The threshold at which an individual begins to pay at the top rate of income tax is to be reduced by £1,200 - not the £600 stated by the Chancellor in his announcment to the Commons.
Alistair Darling Chancellor said that, in order to leaver higher rate taxpayers unaffected by the £600 increase in personal allowances, he was 'therefore reducing the threshold at which an individual starts to pay tax at the higher rate by £600'.
However, following questions from Taxation editor Mike Truman, the Treasury 'clarified' the Chancellor's statement.
Mike noted that a £600 reduction in the threshold would leave higher rate taxpayers £120 better off, just as basic rate taxpayers will be.

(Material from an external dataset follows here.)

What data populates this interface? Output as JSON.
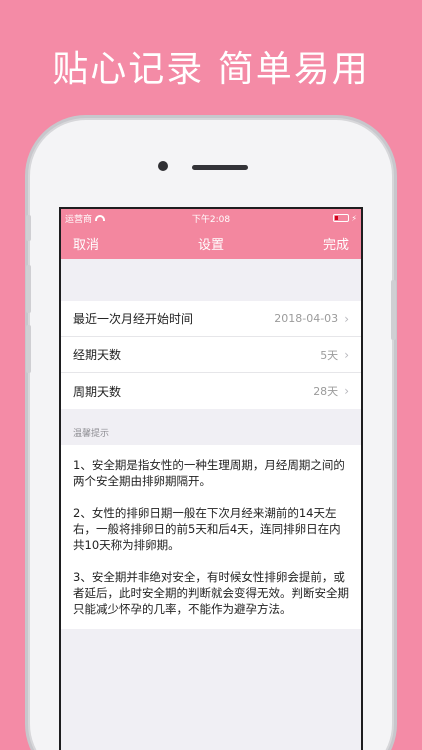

The department responded by saying that there had been a 'misunderstanding of terminology', and that the threshold was actually being reduced by £1200.

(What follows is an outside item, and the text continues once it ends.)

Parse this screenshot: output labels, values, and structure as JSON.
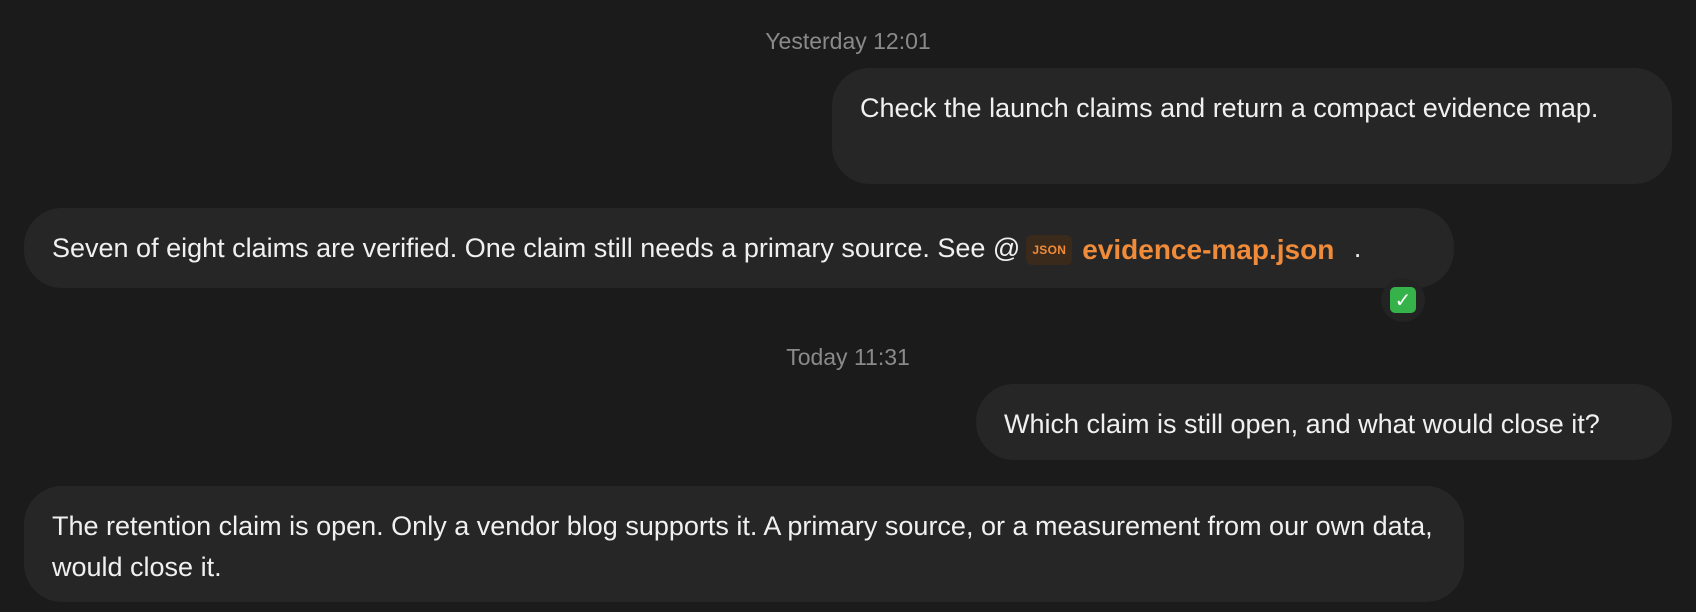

'It seems very surprising that, in a statement as important as this, the Treasury cannot get their terminology right,' said Mike.
He then pointed out that the increase in the basic rate of tax will benefit the very people who also did well from the reduction of the basic rate to 20%: basic rate taxpayers on incomes above £18,000 or so.
By contrast, added the Taxation boss, the 20% of people who still are not fully compensated by the new package will be the ones who were hardest hit in the first place: those earning just over £8,000. (They lost close to £230 when the 10% rate was abolished and only benefit by £120 from the Chancellor's new deal.)